Existence And Information
Each thing exists only as relative to other things, red exists only as relative to green and to blue, etc. This applies to language but also to any reality that language references. Each thing has a possible opposite, and in some cases an ideal opposite which doesn't exist in reality, but does theoretically, created as a manifestation from its extant opposite and other relatives; red might be close to orange for example, both far from green, even if red doesn't exist, its explicit concept would exist in theory, a perfect "ghost" of reality.
This means that existence becomes more lucid as more things are created and defined, as this creates a palette, more forms of relative reference. As things in the past remain as a memory, then the lucidity of existence becomes greater over time, although meaning might also disintegrate over time, as things are forgotten to history; which poses the question - are new things, even new concepts or definitions, created faster than old things are forgotten? The answer must favour creation, because we are here and the universe seems more complex now than it was in the past.
This poses another question, is there more information in the universe now than before, or less? Or the same? There is more complexity, certainly.
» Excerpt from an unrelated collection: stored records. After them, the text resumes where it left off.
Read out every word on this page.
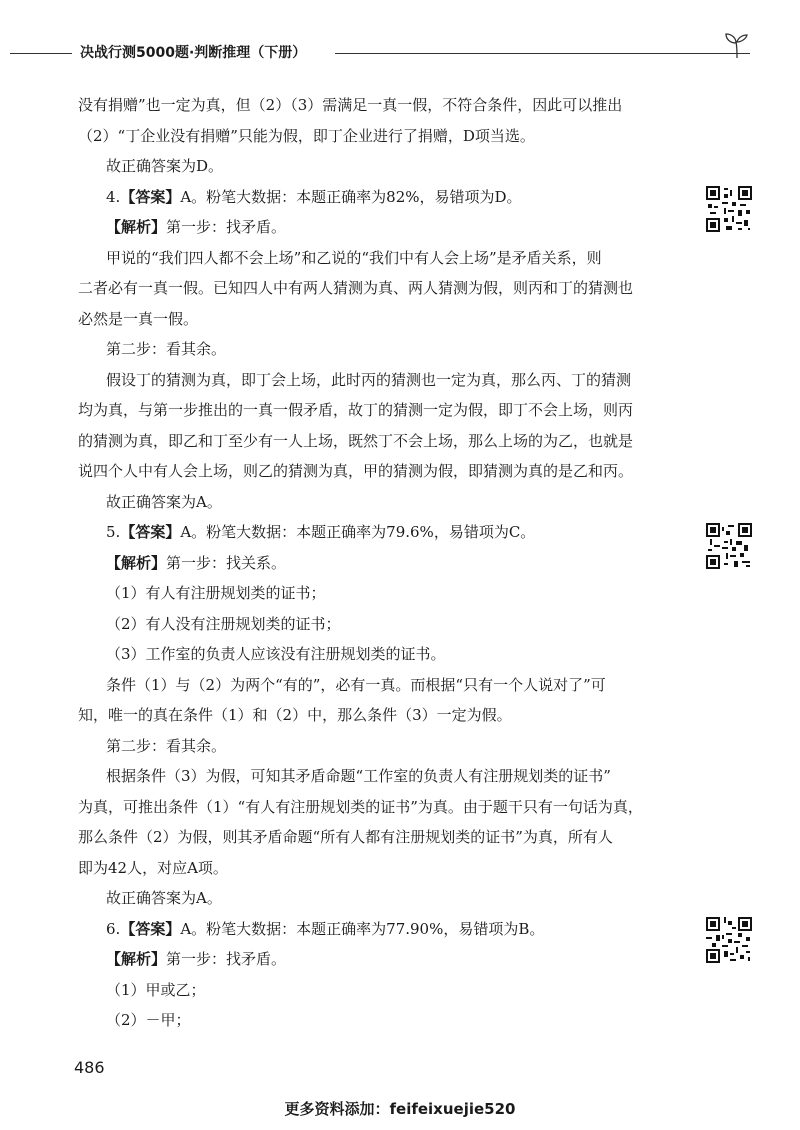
决战行测5000题·判断推理（下册）
没有捐赠”也一定为真，但（2）（3）需满足一真一假，不符合条件，因此可以推出
（2）“丁企业没有捐赠”只能为假，即丁企业进行了捐赠，D项当选。
故正确答案为D。
4.【答案】A。粉笔大数据：本题正确率为82%，易错项为D。
【解析】第一步：找矛盾。
甲说的“我们四人都不会上场”和乙说的“我们中有人会上场”是矛盾关系，则
二者必有一真一假。已知四人中有两人猜测为真、两人猜测为假，则丙和丁的猜测也
必然是一真一假。
第二步：看其余。
假设丁的猜测为真，即丁会上场，此时丙的猜测也一定为真，那么丙、丁的猜测
均为真，与第一步推出的一真一假矛盾，故丁的猜测一定为假，即丁不会上场，则丙
的猜测为真，即乙和丁至少有一人上场，既然丁不会上场，那么上场的为乙，也就是
说四个人中有人会上场，则乙的猜测为真，甲的猜测为假，即猜测为真的是乙和丙。
故正确答案为A。
5.【答案】A。粉笔大数据：本题正确率为79.6%，易错项为C。
【解析】第一步：找关系。
（1）有人有注册规划类的证书；
（2）有人没有注册规划类的证书；
（3）工作室的负责人应该没有注册规划类的证书。
条件（1）与（2）为两个“有的”，必有一真。而根据“只有一个人说对了”可
知，唯一的真在条件（1）和（2）中，那么条件（3）一定为假。
第二步：看其余。
根据条件（3）为假，可知其矛盾命题“工作室的负责人有注册规划类的证书”
为真，可推出条件（1）“有人有注册规划类的证书”为真。由于题干只有一句话为真，
那么条件（2）为假，则其矛盾命题“所有人都有注册规划类的证书”为真，所有人
即为42人，对应A项。
故正确答案为A。
6.【答案】A。粉笔大数据：本题正确率为77.90%，易错项为B。
【解析】第一步：找矛盾。
（1）甲或乙；
（2）－甲；
486
更多资料添加：feifeixuejie520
This asks, what is information? Also, in an equation that expands to define something, is the information for the thing encapsulated in the equation, or not? If so then the definition of information is "everything" - as all things stem and stemmed from the starting conditions of the universe. If not then the equation is either exactly equivalent to the thing it creates, although that would create two identical pieces of information and two identical things are one thing, so again the definition of information is "everything". Or the equation and the thing it expands into are two separate pieces of information, different from each other in more than just viewpoint, thus by translating a definition into reality, some change, and so some inaccuracy is essential.
The nature of information is vital to the nature of reality. As order moves to disorder, information is lost, but as simplicity moves to complexity information is gained. These forces both act over time. Do their competing effects cancel each other out?
Perhaps truth is a question of locality. Truth might be total at some scale large or small, but be more malleable at the opposing range. In fact, as two identical things are one thing, even two alternative representations of one same thing, then appearance of identicality can only be preserved at a sufficiently large range for communication, for perfect verification of identicalty to be impossible.